Bug 195436

Summary: patch utility, line number overflows checks
Product: Base System Reporter: David CARLIER <david.carlier>
Component: binAssignee: Pedro F. Giffuni <pfg>
Status: Closed FIXED    
Severity: Affects Only Me CC: op, pfg
Priority: ---    
Version: CURRENT   
Hardware: Any   
OS: Any   
Attachments:
Description Flags
Proposed patch
none
Proposed patch
none
Proposed patch
none
Patch based on OpenBSD
none
Patch based on OpenBSD none

Description David CARLIER 2014-11-27 01:05:41 UTC
Created attachment 149926 [details]
Proposed patch

Inspired by OpenBSD's version. it does some overflow checks in case line numbers are beyond of LONG_MAX limits and such.
Comment 1 Pedro F. Giffuni freebsd_committer 2014-11-27 11:22:09 UTC
Hello and thank you;

the patch looks good, however I am traveling at this time and I can't play with it.
Comment 2 David CARLIER 2014-11-27 15:23:19 UTC
Created attachment 149941 [details]
Proposed patch
Comment 3 Pedro F. Giffuni freebsd_committer 2014-11-29 07:54:16 UTC
If the changes come from OpenBSD, it would be good to update the CVS revision information as the tags are used for reference in future updates.
Comment 4 David CARLIER 2014-11-29 09:11:24 UTC
Created attachment 149982 [details]
Proposed patch
Comment 5 Pedro F. Giffuni freebsd_committer 2014-12-05 14:39:27 UTC
Grab this.
Comment 6 Pedro F. Giffuni freebsd_committer 2014-12-07 19:42:03 UTC
Created attachment 150316 [details]
Patch based on OpenBSD

I am inclined to follow the complete OpenBSD change.
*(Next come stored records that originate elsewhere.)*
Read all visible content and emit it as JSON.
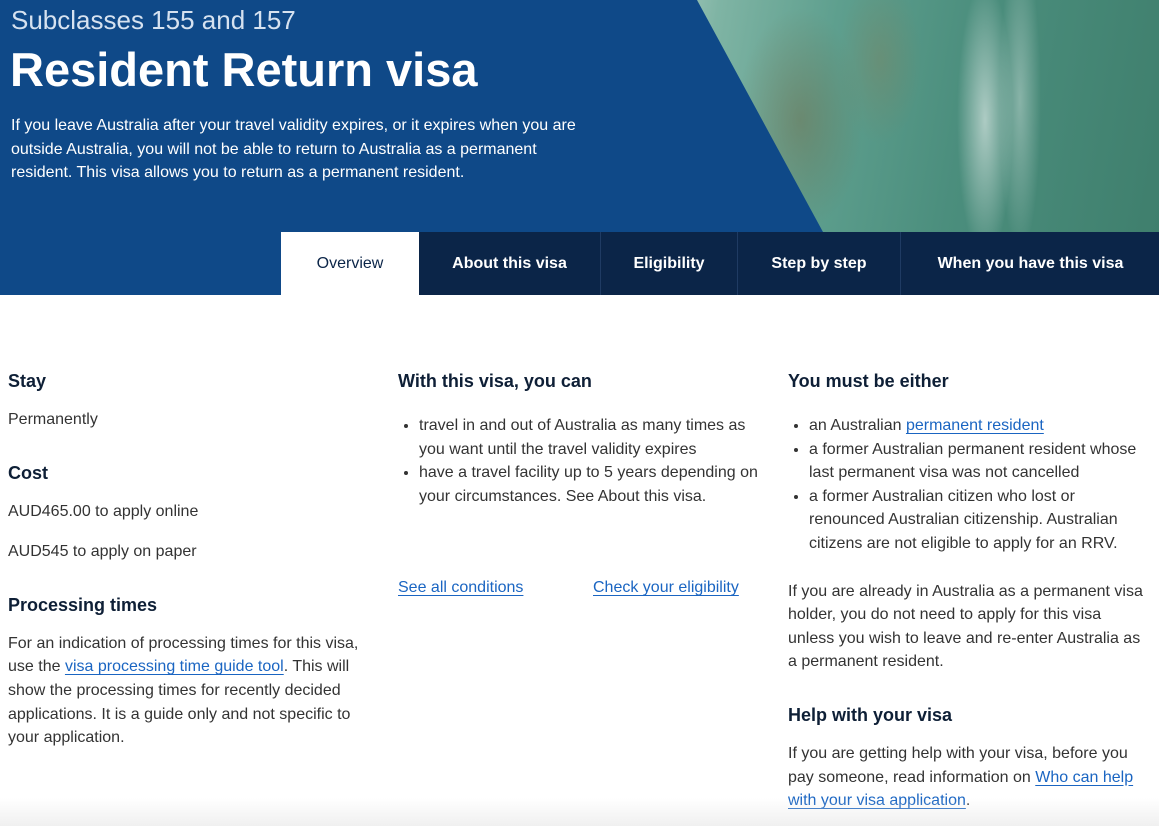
{
  "hero": {
    "subtitle": "Subclasses 155 and 157",
    "title": "Resident Return visa",
    "intro": "If you leave Australia after your travel validity expires, or it expires when you are outside Australia, you will not be able to return to Australia as a permanent resident. This visa allows you to return as a permanent resident.",
    "background_color": "#0f4988"
  },
  "tabs": [
    {
      "label": "Overview",
      "active": true
    },
    {
      "label": "About this visa",
      "active": false
    },
    {
      "label": "Eligibility",
      "active": false
    },
    {
      "label": "Step by step",
      "active": false
    },
    {
      "label": "When you have this visa",
      "active": false
    }
  ],
  "stay": {
    "heading": "Stay",
    "value": "Permanently"
  },
  "cost": {
    "heading": "Cost",
    "online": "AUD465.00 to apply online",
    "paper": "AUD545 to apply on paper"
  },
  "processing": {
    "heading": "Processing times",
    "text_before": "For an indication of processing times for this visa, use the ",
    "link": "visa processing time guide tool",
    "text_after": ". This will show the processing times for recently decided applications. It is a guide only and not specific to your application."
  },
  "with_visa": {
    "heading": "With this visa, you can",
    "items": [
      "travel in and out of Australia as many times as you want until the travel validity expires",
      "have a travel facility up to 5 years depending on your circumstances. See About this visa."
    ],
    "conditions_link": "See all conditions",
    "eligibility_link": "Check your eligibility"
  },
  "must_be": {
    "heading": "You must be either",
    "item1_before": "an Australian ",
    "item1_link": "permanent resident",
    "item2": "a former Australian permanent resident whose last permanent visa was not cancelled",
    "item3": "a former Australian citizen who lost or renounced Australian citizenship. Australian citizens are not eligible to apply for an RRV.",
    "note": "If you are already in Australia as a permanent visa holder, you do not need to apply for this visa unless you wish to leave and re-enter Australia as a permanent resident."
  },
  "help": {
    "heading": "Help with your visa",
    "text_before": "If you are getting help with your visa, before you pay someone, read information on ",
    "link": "Who can help with your visa application",
    "text_after": "."
  },
  "colors": {
    "link": "#1a65c2",
    "tab_bg": "#0b2548",
    "heading": "#0e1f36"
  }
}
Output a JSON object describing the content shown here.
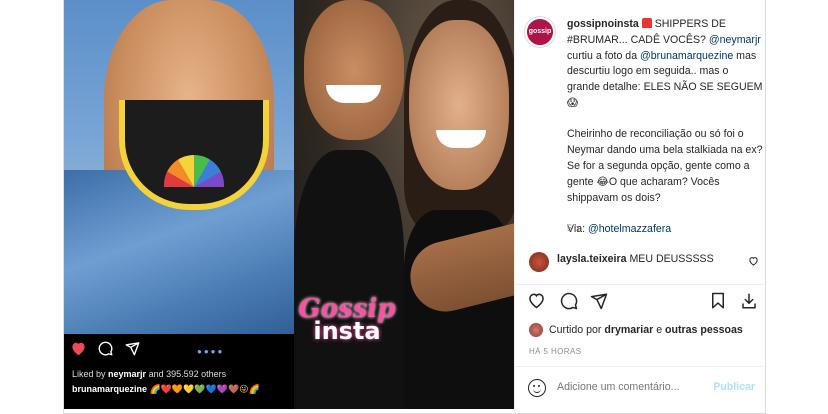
{
  "post": {
    "username": "gossipnoinsta",
    "avatar_label": "gossip",
    "caption": {
      "p1_part1": " SHIPPERS DE #BRUMAR... CADÊ VOCÊS? ",
      "mention1": "@neymarjr",
      "p1_part2": " curtiu a foto da ",
      "mention2": "@brunamarquezine",
      "p1_part3": " mas descurtiu logo em seguida.. mas o grande detalhe: ELES NÃO SE SEGUEM 😱",
      "p2": "Cheirinho de reconciliação ou só foi o Neymar dando uma bela stalkiada na ex? Se for a segunda opção, gente como a gente 😂O que acharam? Vocês shippavam os dois?",
      "via_label": "Via: ",
      "via_mention": "@hotelmazzafera"
    },
    "time_ago": "5 h"
  },
  "comments": [
    {
      "username": "laysla.teixeira",
      "text": " MEU DEUSSSSS"
    }
  ],
  "likes": {
    "prefix": "Curtido por ",
    "user": "drymariar",
    "middle": " e ",
    "others": "outras pessoas"
  },
  "timestamp": "HÁ 5 HORAS",
  "add_comment": {
    "placeholder": "Adicione um comentário...",
    "publish": "Publicar"
  },
  "embedded": {
    "liked_prefix": "Liked by ",
    "liked_user": "neymarjr",
    "liked_rest": " and 395.592 others",
    "caption_user": "brunamarquezine",
    "caption_emojis": " 🌈❤️🧡💛💚💙💜🤎😜🌈",
    "watermark_line1": "Gossip",
    "watermark_line2": "insta"
  },
  "colors": {
    "link": "#00376b",
    "publish_disabled": "#b2dffc",
    "muted": "#8e8e8e",
    "brand": "#b0124c",
    "like_red": "#ed4956"
  }
}
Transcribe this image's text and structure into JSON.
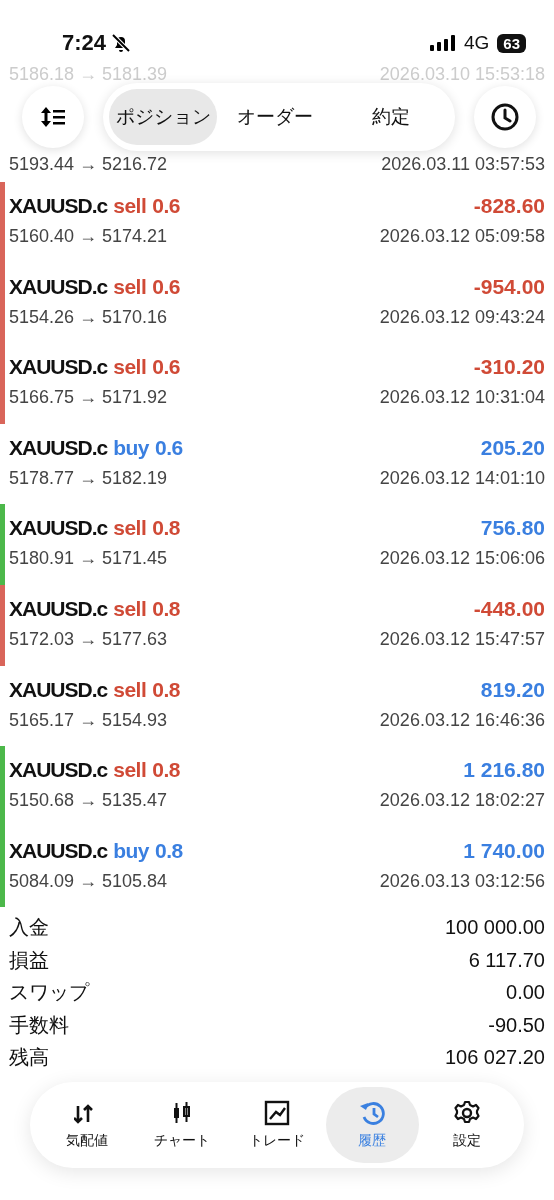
{
  "status_bar": {
    "time": "7:24",
    "network": "4G",
    "battery": "63"
  },
  "scrolled_rows": [
    {
      "prices": "5186.18 → 5181.39",
      "time": "2026.03.10 15:53:18",
      "faded": true
    },
    {
      "prices": "5193.44 → 5216.72",
      "time": "2026.03.11 03:57:53",
      "faded": false
    }
  ],
  "tabs": [
    {
      "label": "ポジション",
      "selected": true
    },
    {
      "label": "オーダー",
      "selected": false
    },
    {
      "label": "約定",
      "selected": false
    }
  ],
  "deals": [
    {
      "symbol": "XAUUSD.c",
      "side": "sell",
      "lot": "0.6",
      "profit": "-828.60",
      "prices": "5160.40 → 5174.21",
      "time": "2026.03.12 05:09:58",
      "color": "#d9655a"
    },
    {
      "symbol": "XAUUSD.c",
      "side": "sell",
      "lot": "0.6",
      "profit": "-954.00",
      "prices": "5154.26 → 5170.16",
      "time": "2026.03.12 09:43:24",
      "color": "#d9655a"
    },
    {
      "symbol": "XAUUSD.c",
      "side": "sell",
      "lot": "0.6",
      "profit": "-310.20",
      "prices": "5166.75 → 5171.92",
      "time": "2026.03.12 10:31:04",
      "color": "#d9655a"
    },
    {
      "symbol": "XAUUSD.c",
      "side": "buy",
      "lot": "0.6",
      "profit": "205.20",
      "prices": "5178.77 → 5182.19",
      "time": "2026.03.12 14:01:10"
    },
    {
      "symbol": "XAUUSD.c",
      "side": "sell",
      "lot": "0.8",
      "profit": "756.80",
      "prices": "5180.91 → 5171.45",
      "time": "2026.03.12 15:06:06",
      "color": "#4cb84a"
    },
    {
      "symbol": "XAUUSD.c",
      "side": "sell",
      "lot": "0.8",
      "profit": "-448.00",
      "prices": "5172.03 → 5177.63",
      "time": "2026.03.12 15:47:57",
      "color": "#d9655a"
    },
    {
      "symbol": "XAUUSD.c",
      "side": "sell",
      "lot": "0.8",
      "profit": "819.20",
      "prices": "5165.17 → 5154.93",
      "time": "2026.03.12 16:46:36"
    },
    {
      "symbol": "XAUUSD.c",
      "side": "sell",
      "lot": "0.8",
      "profit": "1 216.80",
      "prices": "5150.68 → 5135.47",
      "time": "2026.03.12 18:02:27",
      "color": "#4cb84a"
    },
    {
      "symbol": "XAUUSD.c",
      "side": "buy",
      "lot": "0.8",
      "profit": "1 740.00",
      "prices": "5084.09 → 5105.84",
      "time": "2026.03.13 03:12:56",
      "color": "#4cb84a"
    }
  ],
  "summary": [
    {
      "label": "入金",
      "value": "100 000.00"
    },
    {
      "label": "損益",
      "value": "6 117.70"
    },
    {
      "label": "スワップ",
      "value": "0.00"
    },
    {
      "label": "手数料",
      "value": "-90.50"
    },
    {
      "label": "残高",
      "value": "106 027.20"
    }
  ],
  "bottom_nav": [
    {
      "kind": "quotes",
      "label": "気配値",
      "selected": false
    },
    {
      "kind": "chart",
      "label": "チャート",
      "selected": false
    },
    {
      "kind": "trade",
      "label": "トレード",
      "selected": false
    },
    {
      "kind": "history",
      "label": "履歴",
      "selected": true
    },
    {
      "kind": "settings",
      "label": "設定",
      "selected": false
    }
  ]
}
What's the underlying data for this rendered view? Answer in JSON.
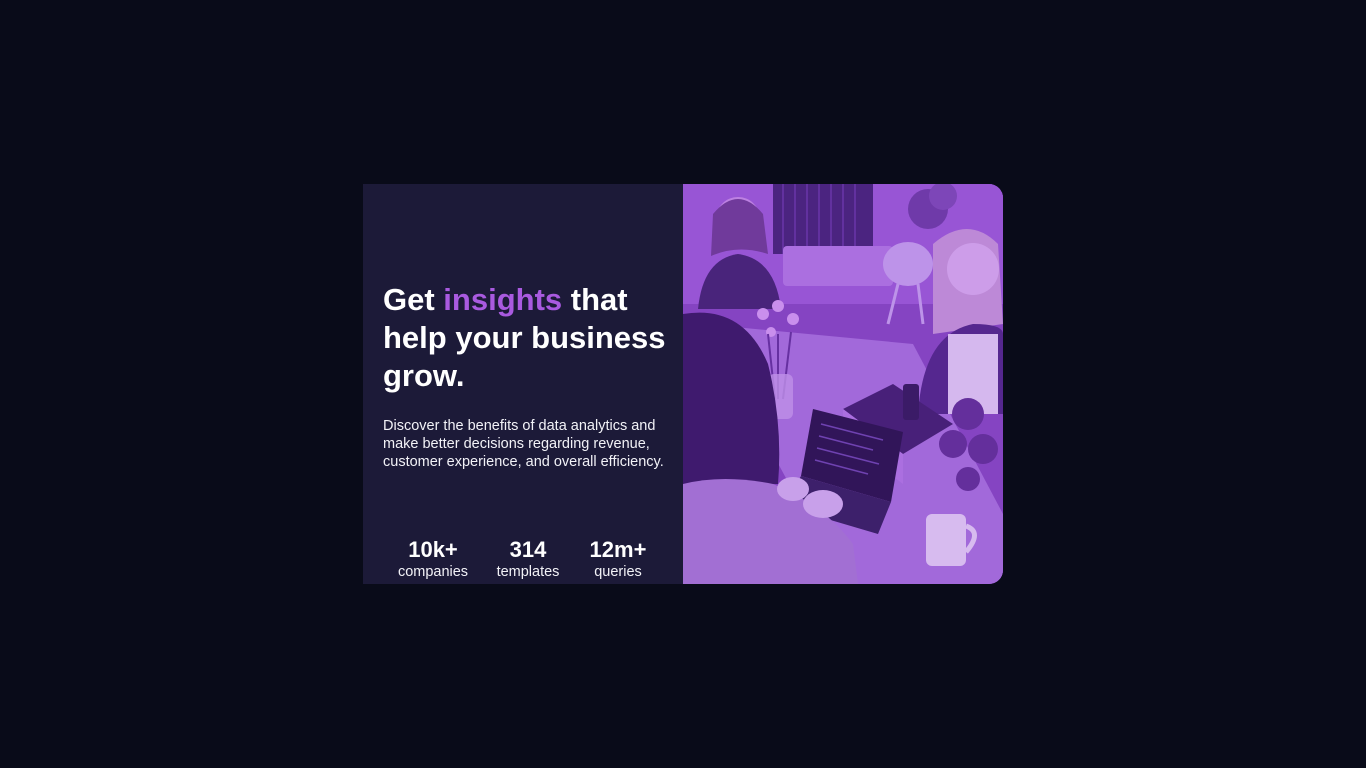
{
  "headline": {
    "part1": "Get ",
    "accent": "insights",
    "part2": " that help your business grow."
  },
  "description": "Discover the benefits of data analytics and make better decisions regarding revenue, customer experience, and overall efficiency.",
  "stats": [
    {
      "value": "10k+",
      "label": "companies"
    },
    {
      "value": "314",
      "label": "templates"
    },
    {
      "value": "12m+",
      "label": "queries"
    }
  ],
  "colors": {
    "page_background": "#090b19",
    "card_background": "#1c1a38",
    "accent": "#a95ae0",
    "image_overlay": "#7a3fb3"
  }
}
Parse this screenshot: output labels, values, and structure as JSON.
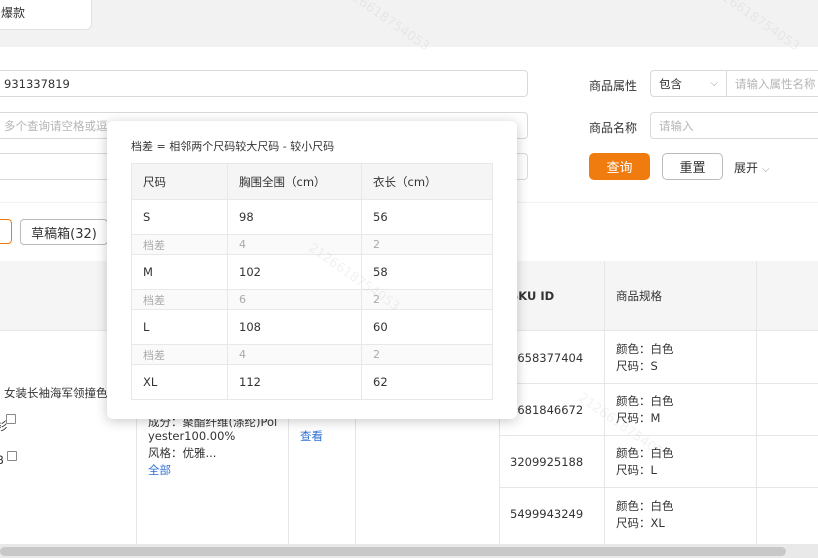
{
  "top_tab": {
    "label": "爆款"
  },
  "search": {
    "id_value": "931337819",
    "multi_query_placeholder": "多个查询请空格或逗",
    "attr_label": "商品属性",
    "attr_select": "包含",
    "attr_placeholder": "请输入属性名称",
    "name_label": "商品名称",
    "name_placeholder": "请输入",
    "query_btn": "查询",
    "reset_btn": "重置",
    "expand_btn": "展开"
  },
  "tabs": {
    "draft": "草稿箱(32)"
  },
  "table": {
    "sku_header": "SKU ID",
    "spec_header": "商品规格",
    "product_title": "女装长袖海军领撞色",
    "product_partial_1": "衫",
    "product_partial_2": "B",
    "attr_partial": "成分：聚酯纤维(涤纶)Pol",
    "attr_line2": "yester100.00%",
    "attr_line3": "风格：优雅...",
    "attr_all": "全部",
    "view_link": "查看",
    "rows": [
      {
        "sku": "3658377404",
        "color": "颜色：白色",
        "size": "尺码：S"
      },
      {
        "sku": "3681846672",
        "color": "颜色：白色",
        "size": "尺码：M"
      },
      {
        "sku": "3209925188",
        "color": "颜色：白色",
        "size": "尺码：L"
      },
      {
        "sku": "5499943249",
        "color": "颜色：白色",
        "size": "尺码：XL"
      }
    ]
  },
  "popup": {
    "title": "档差 = 相邻两个尺码较大尺码 - 较小尺码",
    "headers": [
      "尺码",
      "胸围全围（cm）",
      "衣长（cm）"
    ],
    "rows": [
      {
        "size": "S",
        "chest": "98",
        "length": "56"
      },
      {
        "diff_label": "档差",
        "chest": "4",
        "length": "2"
      },
      {
        "size": "M",
        "chest": "102",
        "length": "58"
      },
      {
        "diff_label": "档差",
        "chest": "6",
        "length": "2"
      },
      {
        "size": "L",
        "chest": "108",
        "length": "60"
      },
      {
        "diff_label": "档差",
        "chest": "4",
        "length": "2"
      },
      {
        "size": "XL",
        "chest": "112",
        "length": "62"
      }
    ]
  },
  "watermark": "2126618754053",
  "colors": {
    "accent": "#f07c10",
    "link": "#2f6fd6"
  }
}
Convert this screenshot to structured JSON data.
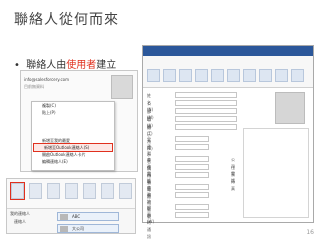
{
  "slide": {
    "title": "聯絡人從何而來",
    "bullet_prefix": "聯絡人由",
    "bullet_highlight": "使用者",
    "bullet_suffix": "建立",
    "page_number": "16",
    "accent_color": "#e0301e"
  },
  "mini_panel": {
    "email": "info@salesforcery.com",
    "subtitle": "目前無資料",
    "menu_items": [
      "複製(C)",
      "貼上(P)",
      "",
      "",
      "",
      "新增至我的最愛",
      "新增至Outlook連絡人(S)",
      "開啟Outlook連絡人卡片",
      "編輯連絡人(E)"
    ],
    "selected_index": 6
  },
  "contact_form": {
    "fields_left": [
      "姓名(N)",
      "公司(M)",
      "部門(A)",
      "職稱(T)",
      "顯示為(E)",
      "電子郵件",
      "顯示名稱(I)",
      "商務電話",
      "住家電話",
      "行動電話",
      "商務地址",
      "郵遞區號",
      "網頁(W)",
      "即時通訊"
    ],
    "fields_right": [
      "公司電話",
      "住家傳真",
      "",
      "",
      "",
      "",
      "",
      "",
      ""
    ]
  },
  "people_panel": {
    "nav_label": "我的連絡人",
    "nav_sub": "連絡人",
    "cards": [
      "ABC",
      "大公司"
    ]
  }
}
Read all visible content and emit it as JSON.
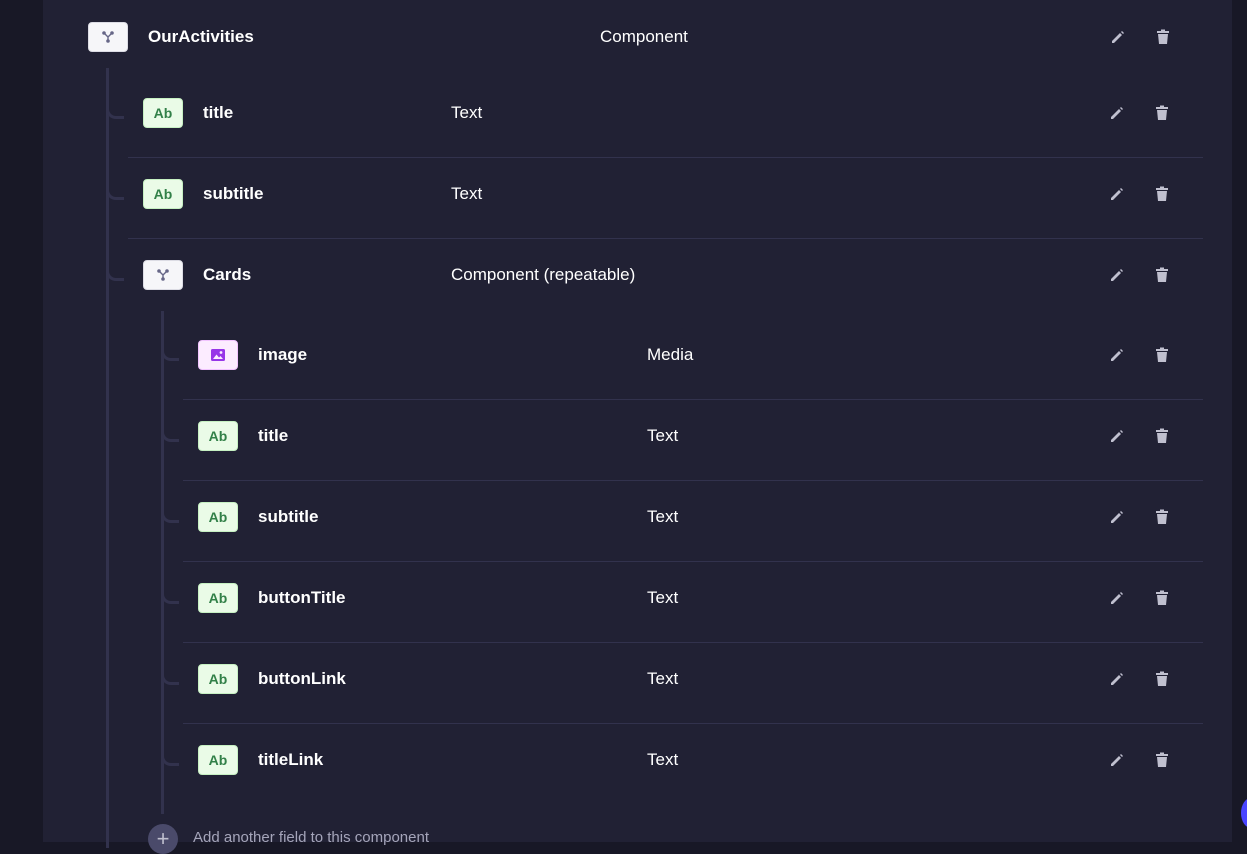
{
  "root": {
    "name": "OurActivities",
    "type": "Component",
    "icon": "component-icon"
  },
  "level1_fields": [
    {
      "name": "title",
      "type": "Text",
      "badge": "Ab"
    },
    {
      "name": "subtitle",
      "type": "Text",
      "badge": "Ab"
    },
    {
      "name": "Cards",
      "type": "Component (repeatable)",
      "icon": "component-icon"
    }
  ],
  "cards_fields": [
    {
      "name": "image",
      "type": "Media",
      "icon": "image-icon"
    },
    {
      "name": "title",
      "type": "Text",
      "badge": "Ab"
    },
    {
      "name": "subtitle",
      "type": "Text",
      "badge": "Ab"
    },
    {
      "name": "buttonTitle",
      "type": "Text",
      "badge": "Ab"
    },
    {
      "name": "buttonLink",
      "type": "Text",
      "badge": "Ab"
    },
    {
      "name": "titleLink",
      "type": "Text",
      "badge": "Ab"
    }
  ],
  "add_field_label": "Add another field to this component",
  "colors": {
    "background": "#181826",
    "panel": "#212134",
    "text_badge_bg": "#eafbe7",
    "text_badge_fg": "#328048",
    "media_badge_bg": "#fcecff",
    "media_icon": "#9736e8",
    "accent": "#4945ff"
  }
}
This revision precedes your original change:

Introduce strtolinenum to properly check line numbers while parsing:
no signs, no spaces, just digits, 0 <= x <= LONG_MAX
Comment 7 Pedro F. Giffuni freebsd_committer 2014-12-07 21:00:03 UTC
Created attachment 150320 [details]
Patch based on OpenBSD

Update the patch, now that I have merged some previous changes from OpenBSD.
Comment 8 commit-hook freebsd_committer 2014-12-08 15:10:59 UTC
A commit references this bug:

Author: pfg
Date: Mon Dec  8 15:10:49 UTC 2014
New revision: 275612
URL: https://svnweb.freebsd.org/changeset/base/275612

Log:
  patch(1): avoid line number overflows

  Introduce strtolinenum to properly check line numbers while parsing:
  no signs, no spaces, just digits, 0 <= x <= LONG_MAX

  Properly validate line ranges supplied in diff file to prevent overflows.
  Also fixes an out of boundary memory access because the resulting values
  are used as array indices.

  PR:	195436
  Obtained from:	OpenBSD (CVS pch.c rev 1.45, 1,46, common.h rev 1.28)
  MFC after:	1 week

Changes:
  head/usr.bin/patch/common.h
  head/usr.bin/patch/pch.c
Comment 9 Pedro F. Giffuni freebsd_committer 2014-12-08 15:16:00 UTC
Thank you for pointing out the issue.

I went with the OpenBSD patch as it makes it easier to keep in sync (we have been diverging in other ways though).
I didn't update the OpenBSD revision number on the affected files because we are skipping at least one change: not sure if we want to drop the SCCS support just yet (legacy ports exist).
Comment 10 commit-hook freebsd_committer 2014-12-16 21:14:33 UTC
A commit references this bug:

Author: pfg
Date: Tue Dec 16 21:13:56 UTC 2014
New revision: 275841
URL: https://svnweb.freebsd.org/changeset/base/275841

Log:
  MFC	r275553, r275612;

  patch(1): Bring fixes from OpenBSD

  Check fstat return value.  Use off_t for file size and offsets.
  Avoid iterating over end of string.

  Introduce strtolinenum to properly check line numbers while parsing:
  no signs, no spaces, just digits, 0 <= x <= LONG_MAX

  Properly validate line ranges supplied in diff file to prevent overflows.
  Also fixes an out of boundary memory access because the resulting values
  are used as array indices.

  PR:		195436
  Obtained from:	OpenBSD

Changes:
_U  stable/10/
  stable/10/usr.bin/patch/common.h
  stable/10/usr.bin/patch/pch.c
Comment 11 Pedro F. Giffuni freebsd_committer 2014-12-17 00:59:58 UTC
OpenBSD has new changes that will have to be analyzed but this issue can be closed now.